VectorSearch 2.0.0¶
Overview¶
Available Versions: 2.0.0 (current) | 1.0.0
Description¶
Searches for items in a dataset using vector embeddings and returns the top results based on similarity.
Configuration Options¶
| Name | Data Type | Description | Default Value |
|---|---|---|---|
| topn | int | Maximum number of search results to return. Controls result volume and helps manage performance for large datasets. | 10 |
| token_limit | int | Maximum total tokens allowed in response. When exceeded, results are truncated by string length, then list size, then dictionary keys until under limit. | 2000 |
| dataspace_ids | list[UUID] or Constant(value=None) | Specific dataspace IDs to search within. When empty or null, searches all dataspaces accessible in current workspace. | [] |
Inputs¶
| Name | Data Type | Description |
|---|---|---|
| query | str | Search query text for vector similarity matching. Uses embedding-based similarity to find semantically related dataset items. |
Outputs¶
| Name | Data Type | Description |
|---|---|---|
| results | list[DataSetItem] | List of dataset items ranked by similarity score, interleaved across multiple datasets, limited by topn and token_limit configurations. |
Version History¶
- 2.0.0 (Current) - Native implementation
- 1.0.0 - Native implementation
Examples¶
# Search across all accessible dataspaces
- block_type: VectorSearch_2_0_0
name: semantic_search
config:
topn: 5
token_limit: 1500
inputs:
query: "machine learning model accuracy metrics"

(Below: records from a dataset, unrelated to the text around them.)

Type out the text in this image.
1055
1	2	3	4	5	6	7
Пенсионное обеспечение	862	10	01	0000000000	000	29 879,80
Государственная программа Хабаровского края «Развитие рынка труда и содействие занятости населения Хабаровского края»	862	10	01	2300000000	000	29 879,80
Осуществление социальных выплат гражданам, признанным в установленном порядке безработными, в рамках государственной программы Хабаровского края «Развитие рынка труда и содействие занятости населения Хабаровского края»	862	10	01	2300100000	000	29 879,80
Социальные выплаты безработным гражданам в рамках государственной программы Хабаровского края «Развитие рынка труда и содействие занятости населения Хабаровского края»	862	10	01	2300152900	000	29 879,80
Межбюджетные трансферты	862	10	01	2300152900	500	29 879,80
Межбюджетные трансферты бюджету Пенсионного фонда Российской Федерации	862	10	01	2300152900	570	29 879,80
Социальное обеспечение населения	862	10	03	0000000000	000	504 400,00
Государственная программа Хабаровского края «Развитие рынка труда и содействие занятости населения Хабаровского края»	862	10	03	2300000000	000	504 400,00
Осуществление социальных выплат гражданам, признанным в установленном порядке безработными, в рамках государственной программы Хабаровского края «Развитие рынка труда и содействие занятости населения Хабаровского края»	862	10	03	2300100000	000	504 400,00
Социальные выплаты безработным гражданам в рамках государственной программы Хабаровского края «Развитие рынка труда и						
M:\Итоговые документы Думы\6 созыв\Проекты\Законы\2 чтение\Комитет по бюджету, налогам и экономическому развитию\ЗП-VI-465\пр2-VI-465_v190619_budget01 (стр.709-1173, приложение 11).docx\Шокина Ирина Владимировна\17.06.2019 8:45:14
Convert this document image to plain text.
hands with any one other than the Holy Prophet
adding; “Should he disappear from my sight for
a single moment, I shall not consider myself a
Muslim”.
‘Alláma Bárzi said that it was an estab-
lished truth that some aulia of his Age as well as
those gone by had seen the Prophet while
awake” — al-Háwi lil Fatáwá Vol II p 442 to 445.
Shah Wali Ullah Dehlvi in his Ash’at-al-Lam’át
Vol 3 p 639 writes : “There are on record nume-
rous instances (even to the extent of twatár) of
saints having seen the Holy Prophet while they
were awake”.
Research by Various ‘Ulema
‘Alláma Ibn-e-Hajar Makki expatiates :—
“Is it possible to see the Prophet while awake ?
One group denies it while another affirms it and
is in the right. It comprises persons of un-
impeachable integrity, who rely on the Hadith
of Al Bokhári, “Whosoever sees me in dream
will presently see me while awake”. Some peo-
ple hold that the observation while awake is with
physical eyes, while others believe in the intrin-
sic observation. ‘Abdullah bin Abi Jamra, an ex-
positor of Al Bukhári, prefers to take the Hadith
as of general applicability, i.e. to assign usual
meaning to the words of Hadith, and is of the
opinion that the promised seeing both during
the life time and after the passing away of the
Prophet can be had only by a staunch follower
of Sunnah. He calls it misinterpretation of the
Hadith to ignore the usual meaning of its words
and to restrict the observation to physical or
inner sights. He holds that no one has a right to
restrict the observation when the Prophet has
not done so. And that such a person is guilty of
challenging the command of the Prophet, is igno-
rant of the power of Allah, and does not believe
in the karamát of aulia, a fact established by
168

# Returns top 5 most relevant items about ML accuracy
Error Handling¶
WorkspaceNotAvailableError
- Error Code
Exception- Common Cause
- VectorSearch block used outside of workspace context where dataspaces are not available
- Solution
- Ensure the block is used within a workspace that has configured dataspaces. Verify workspace setup and dataspace access permissions.
DataspaceAccessError
- Error Code
PermissionError- Common Cause
- Specified dataspace_ids are not accessible in current workspace or don't exist
- Solution
- Verify dataspace IDs exist and current workspace has read access. Remove invalid IDs or grant appropriate permissions.
EmbeddingConfigError
- Error Code
ConfigurationError- Common Cause
- Embedding service configuration unavailable or invalid for tokenization and similarity search
- Solution
- Check embeddings configuration in workspace settings. Ensure embedding service is properly configured and accessible.
FAQ¶
How does the token limit affect search results?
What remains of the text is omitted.